Filitheyo House Reef
One of the absolute joys of the Maldives is the snorkelling. There is plenty of debate in the diving community about the top dive spots in the world. The Maldives always ranks up in the elite top with the likes of the Great Barrier Reef, Cayman Islands and the Red Sea. There don’t seem to be as many ‘top’ lists or guides for ‘snorkeling’, but it would be hard to see how the Maldives could be bested for its clarity of water, comfort of water temperature, diversity and quantity of fish, and a range of other variables.

For a snorkelling neophyte, there is a sort of progression of steps one should take to build up to the main event…

  1. Sandy lagoon – Start in the white bottomed, impossibly shallow sandy lagoon.
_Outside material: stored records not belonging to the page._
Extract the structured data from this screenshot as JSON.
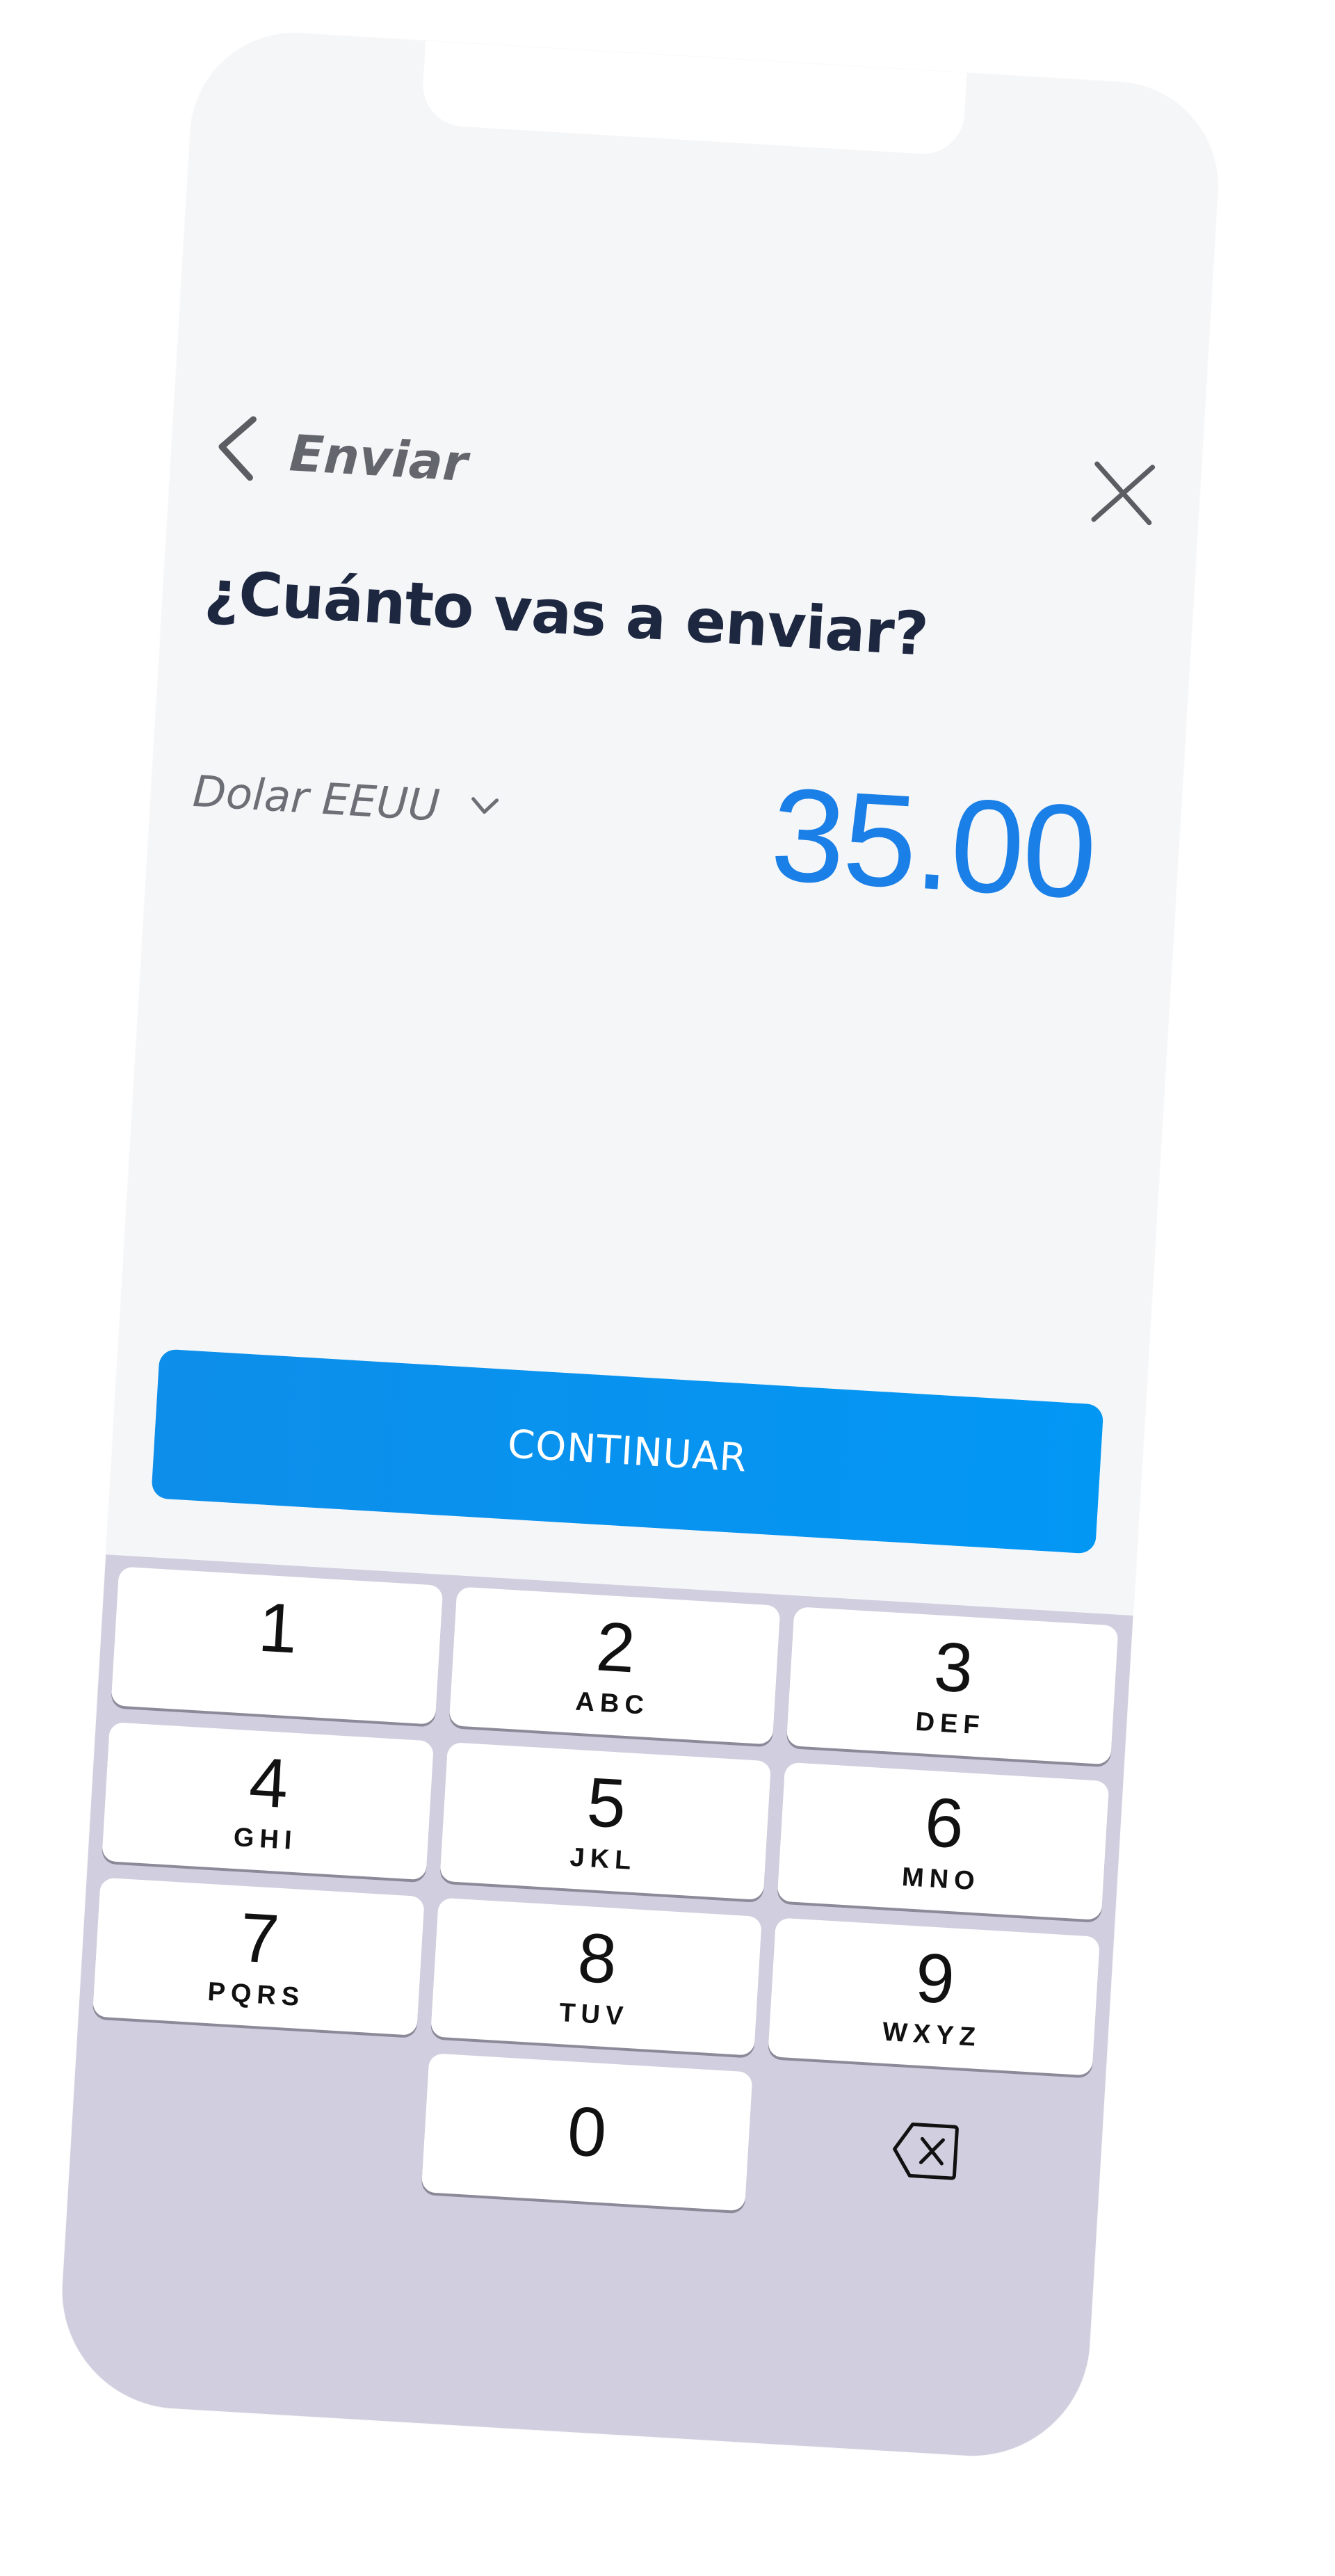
{
  "header": {
    "back_label": "Enviar",
    "back_icon": "chevron-left-icon",
    "close_icon": "close-icon"
  },
  "main": {
    "question": "¿Cuánto vas a enviar?",
    "currency_label": "Dolar EEUU",
    "currency_icon": "chevron-down-icon",
    "amount": "35.00",
    "continue_label": "CONTINUAR"
  },
  "colors": {
    "accent": "#1a7fe6",
    "button": "#0397f4",
    "heading": "#1d2740",
    "keyboard_bg": "#d1cfdf"
  },
  "keypad": {
    "keys": [
      {
        "digit": "1",
        "letters": ""
      },
      {
        "digit": "2",
        "letters": "ABC"
      },
      {
        "digit": "3",
        "letters": "DEF"
      },
      {
        "digit": "4",
        "letters": "GHI"
      },
      {
        "digit": "5",
        "letters": "JKL"
      },
      {
        "digit": "6",
        "letters": "MNO"
      },
      {
        "digit": "7",
        "letters": "PQRS"
      },
      {
        "digit": "8",
        "letters": "TUV"
      },
      {
        "digit": "9",
        "letters": "WXYZ"
      },
      {
        "digit": "0",
        "letters": ""
      }
    ],
    "delete_icon": "backspace-icon"
  }
}
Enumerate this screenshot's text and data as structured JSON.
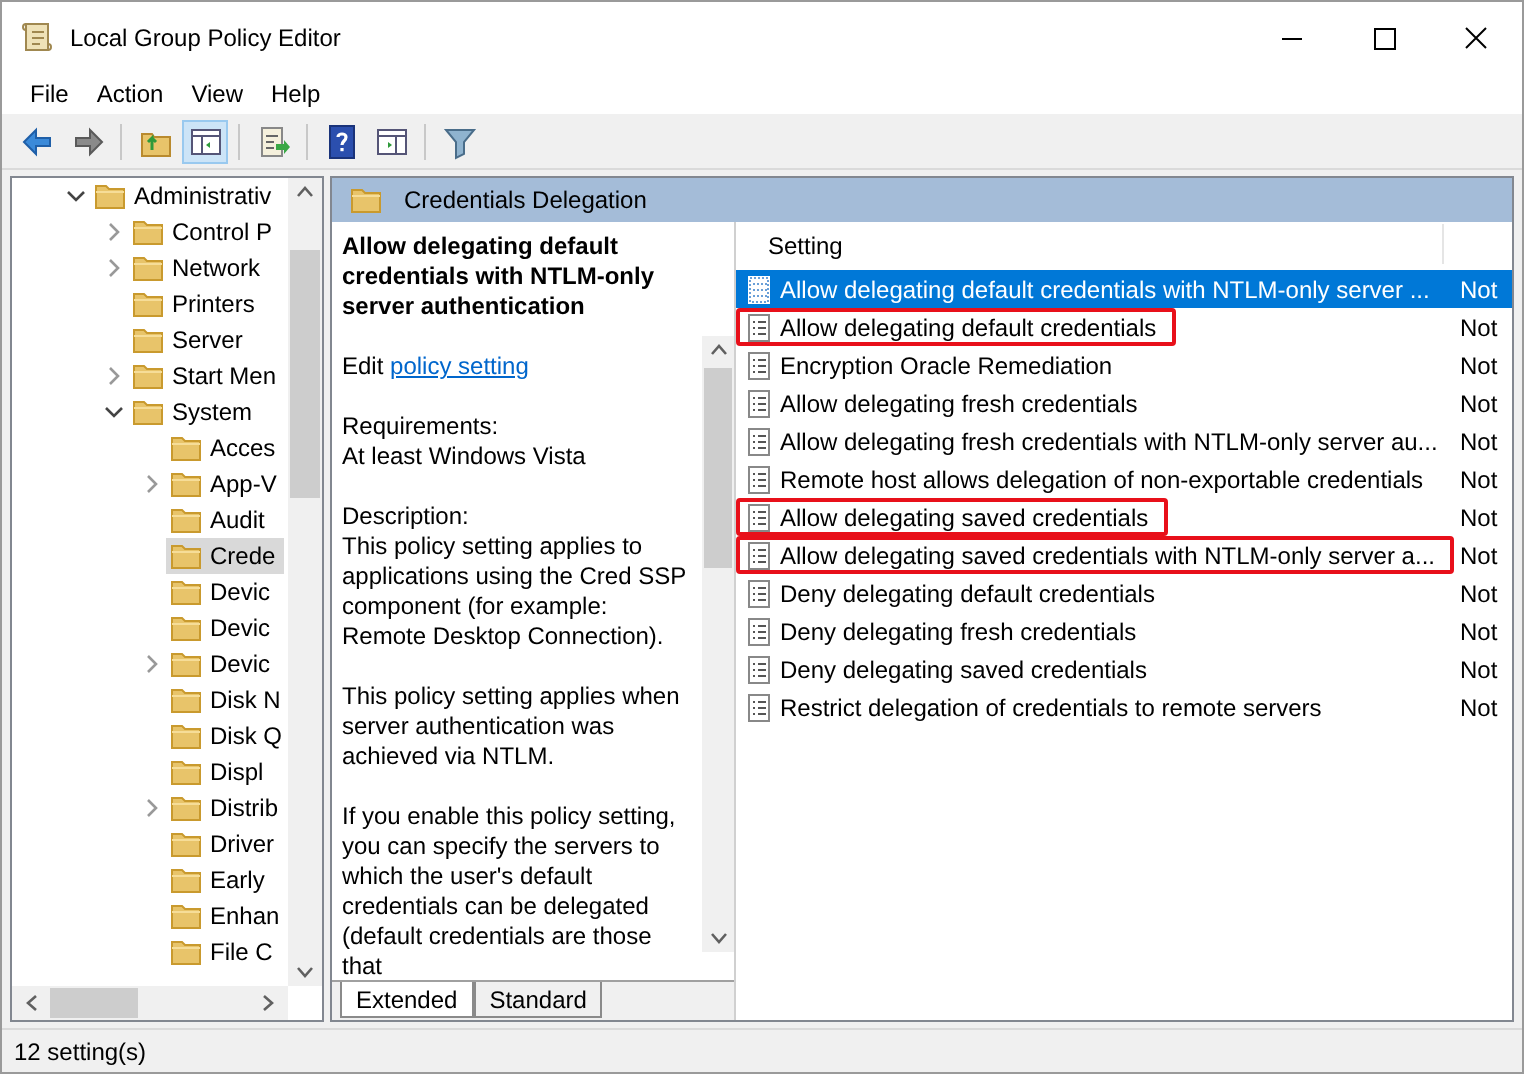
{
  "window": {
    "title": "Local Group Policy Editor"
  },
  "menu": [
    "File",
    "Action",
    "View",
    "Help"
  ],
  "toolbar": [
    {
      "kind": "back",
      "pressed": false
    },
    {
      "kind": "forward",
      "pressed": false
    },
    {
      "kind": "sep"
    },
    {
      "kind": "up",
      "pressed": false
    },
    {
      "kind": "tree",
      "pressed": true
    },
    {
      "kind": "sep"
    },
    {
      "kind": "export",
      "pressed": false
    },
    {
      "kind": "sep"
    },
    {
      "kind": "help",
      "pressed": false
    },
    {
      "kind": "pane",
      "pressed": false
    },
    {
      "kind": "sep"
    },
    {
      "kind": "filter",
      "pressed": false
    }
  ],
  "tree": [
    {
      "label": "Administrativ",
      "expanded": true,
      "selected": false,
      "children": [
        {
          "label": "Control P",
          "expandable": true,
          "selected": false
        },
        {
          "label": "Network",
          "expandable": true,
          "selected": false
        },
        {
          "label": "Printers",
          "selected": false
        },
        {
          "label": "Server",
          "selected": false
        },
        {
          "label": "Start Men",
          "expandable": true,
          "selected": false
        },
        {
          "label": "System",
          "expanded": true,
          "selected": false,
          "children": [
            {
              "label": "Acces",
              "selected": false
            },
            {
              "label": "App-V",
              "expandable": true,
              "selected": false
            },
            {
              "label": "Audit",
              "selected": false
            },
            {
              "label": "Crede",
              "selected": true
            },
            {
              "label": "Devic",
              "selected": false
            },
            {
              "label": "Devic",
              "selected": false
            },
            {
              "label": "Devic",
              "expandable": true,
              "selected": false
            },
            {
              "label": "Disk N",
              "selected": false
            },
            {
              "label": "Disk Q",
              "selected": false
            },
            {
              "label": "Displ",
              "selected": false
            },
            {
              "label": "Distrib",
              "expandable": true,
              "selected": false
            },
            {
              "label": "Driver",
              "selected": false
            },
            {
              "label": "Early",
              "selected": false
            },
            {
              "label": "Enhan",
              "selected": false
            },
            {
              "label": "File C",
              "selected": false
            }
          ]
        }
      ]
    }
  ],
  "panel_title": "Credentials Delegation",
  "description": {
    "title": "Allow delegating default credentials with NTLM-only server authentication",
    "edit_prefix": "Edit",
    "edit_link": "policy setting",
    "requirements_label": "Requirements:",
    "requirements": "At least Windows Vista",
    "description_label": "Description:",
    "paragraphs": [
      "This policy setting applies to applications using the Cred SSP component (for example: Remote Desktop Connection).",
      "This policy setting applies when server authentication was achieved via NTLM.",
      "If you enable this policy setting, you can specify the servers to which the user's default credentials can be delegated (default credentials are those that"
    ]
  },
  "table": {
    "columns": [
      "Setting"
    ],
    "rows": [
      {
        "setting": "Allow delegating default credentials with NTLM-only server ...",
        "state": "Not",
        "selected": true,
        "highlighted": false
      },
      {
        "setting": "Allow delegating default credentials",
        "state": "Not",
        "selected": false,
        "highlighted": true
      },
      {
        "setting": "Encryption Oracle Remediation",
        "state": "Not",
        "selected": false,
        "highlighted": false
      },
      {
        "setting": "Allow delegating fresh credentials",
        "state": "Not",
        "selected": false,
        "highlighted": false
      },
      {
        "setting": "Allow delegating fresh credentials with NTLM-only server au...",
        "state": "Not",
        "selected": false,
        "highlighted": false
      },
      {
        "setting": "Remote host allows delegation of non-exportable credentials",
        "state": "Not",
        "selected": false,
        "highlighted": false
      },
      {
        "setting": "Allow delegating saved credentials",
        "state": "Not",
        "selected": false,
        "highlighted": true
      },
      {
        "setting": "Allow delegating saved credentials with NTLM-only server a...",
        "state": "Not",
        "selected": false,
        "highlighted": true
      },
      {
        "setting": "Deny delegating default credentials",
        "state": "Not",
        "selected": false,
        "highlighted": false
      },
      {
        "setting": "Deny delegating fresh credentials",
        "state": "Not",
        "selected": false,
        "highlighted": false
      },
      {
        "setting": "Deny delegating saved credentials",
        "state": "Not",
        "selected": false,
        "highlighted": false
      },
      {
        "setting": "Restrict delegation of credentials to remote servers",
        "state": "Not",
        "selected": false,
        "highlighted": false
      }
    ]
  },
  "tabs": [
    {
      "label": "Extended",
      "selected": true
    },
    {
      "label": "Standard",
      "selected": false
    }
  ],
  "status_bar": "12 setting(s)"
}
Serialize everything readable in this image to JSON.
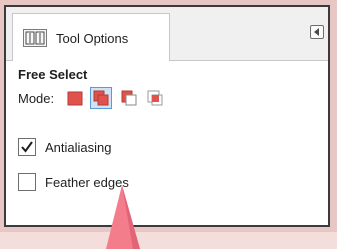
{
  "tab": {
    "label": "Tool Options",
    "icon": "tool-options-icon"
  },
  "tab_menu": {
    "icon": "tab-menu-icon"
  },
  "tool": {
    "title": "Free Select"
  },
  "mode": {
    "label": "Mode:",
    "options": [
      {
        "name": "replace",
        "icon": "mode-replace-icon",
        "selected": false
      },
      {
        "name": "add",
        "icon": "mode-add-icon",
        "selected": true
      },
      {
        "name": "subtract",
        "icon": "mode-subtract-icon",
        "selected": false
      },
      {
        "name": "intersect",
        "icon": "mode-intersect-icon",
        "selected": false
      }
    ]
  },
  "options": {
    "antialiasing": {
      "label": "Antialiasing",
      "checked": true
    },
    "feather": {
      "label": "Feather edges",
      "checked": false
    }
  },
  "colors": {
    "accent_red": "#e0534d",
    "selection_blue": "#5b9bd5",
    "annotation_pink": "#f47d8c"
  }
}
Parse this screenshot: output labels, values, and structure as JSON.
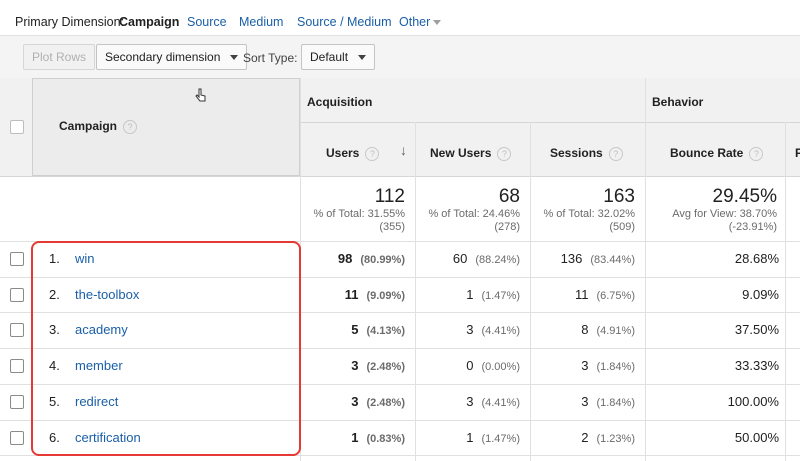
{
  "dimension_bar": {
    "label": "Primary Dimension:",
    "options": [
      "Campaign",
      "Source",
      "Medium",
      "Source / Medium",
      "Other"
    ],
    "selected": "Campaign"
  },
  "toolbar": {
    "plot_rows": "Plot Rows",
    "secondary_dimension": "Secondary dimension",
    "sort_type_label": "Sort Type:",
    "sort_type_value": "Default"
  },
  "table": {
    "group_headers": {
      "acquisition": "Acquisition",
      "behavior": "Behavior"
    },
    "columns": {
      "campaign": "Campaign",
      "users": "Users",
      "new_users": "New Users",
      "sessions": "Sessions",
      "bounce_rate": "Bounce Rate",
      "next": "P"
    },
    "help_glyph": "?",
    "sort_arrow": "↓",
    "totals": {
      "users": {
        "value": "112",
        "line1": "% of Total: 31.55%",
        "line2": "(355)"
      },
      "new_users": {
        "value": "68",
        "line1": "% of Total: 24.46%",
        "line2": "(278)"
      },
      "sessions": {
        "value": "163",
        "line1": "% of Total: 32.02%",
        "line2": "(509)"
      },
      "bounce_rate": {
        "value": "29.45%",
        "line1": "Avg for View: 38.70%",
        "line2": "(-23.91%)"
      }
    },
    "rows": [
      {
        "num": "1.",
        "campaign": "win",
        "users": "98",
        "users_pct": "(80.99%)",
        "new_users": "60",
        "new_users_pct": "(88.24%)",
        "sessions": "136",
        "sessions_pct": "(83.44%)",
        "bounce_rate": "28.68%"
      },
      {
        "num": "2.",
        "campaign": "the-toolbox",
        "users": "11",
        "users_pct": "(9.09%)",
        "new_users": "1",
        "new_users_pct": "(1.47%)",
        "sessions": "11",
        "sessions_pct": "(6.75%)",
        "bounce_rate": "9.09%"
      },
      {
        "num": "3.",
        "campaign": "academy",
        "users": "5",
        "users_pct": "(4.13%)",
        "new_users": "3",
        "new_users_pct": "(4.41%)",
        "sessions": "8",
        "sessions_pct": "(4.91%)",
        "bounce_rate": "37.50%"
      },
      {
        "num": "4.",
        "campaign": "member",
        "users": "3",
        "users_pct": "(2.48%)",
        "new_users": "0",
        "new_users_pct": "(0.00%)",
        "sessions": "3",
        "sessions_pct": "(1.84%)",
        "bounce_rate": "33.33%"
      },
      {
        "num": "5.",
        "campaign": "redirect",
        "users": "3",
        "users_pct": "(2.48%)",
        "new_users": "3",
        "new_users_pct": "(4.41%)",
        "sessions": "3",
        "sessions_pct": "(1.84%)",
        "bounce_rate": "100.00%"
      },
      {
        "num": "6.",
        "campaign": "certification",
        "users": "1",
        "users_pct": "(0.83%)",
        "new_users": "1",
        "new_users_pct": "(1.47%)",
        "sessions": "2",
        "sessions_pct": "(1.23%)",
        "bounce_rate": "50.00%"
      }
    ]
  },
  "colors": {
    "link": "#1a5fa8",
    "highlight": "#e53935",
    "header_bg": "#f1f1f1"
  },
  "icons": [
    "help-icon",
    "sort-down-arrow-icon",
    "chevron-down-icon",
    "pointer-cursor-icon",
    "checkbox-icon"
  ]
}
Look at the little sand gobies, garden eels, silvery goat fish ambling by, mini humbug damsels darting in and out of tiny crevasses, trigger fish munching on strewn bits of small coral croppings.
  2. House Reef – Proceed to the area of the island where the coral aggregates into an underwater sculpture garden teaming with ever more colourful and diverse fish from the classic surgeon fish, colourful wrasses, angel fish and parrot fish, perhaps a turtle or small reef shark will make an appearance.
  3. House Reef Drop-Off – But the big event to any snorkelling is the ‘drop off’. Where the depth goes from a few meters to virtual oblivion. As you swim along the precipice, it is the closest feeling to flying without being in the air that one can have. Out in this open water, the island reef is a massive canvas of aquatic colour. The bigger space affords room for schools of jacks, oriental sweet-lips and the occasional larger visitor like a Napoleon fish or a ray.

Once you visit the ‘drop off’, the rest of the snorkelling will seem rather tame though it will always have its comforts and charms.

The resort with the deepest drop off, according to Emu72 on TripAdvisor appears to be Filitheyo, “Filitheyo has the deepest drop off in the Maldives at 90m on the NE corner, and the reef remains in fairly good shape.”

I can personally attest to how great the Filitheyo house reef is and its drop off from personal experience with me pictured above here diving into its depths.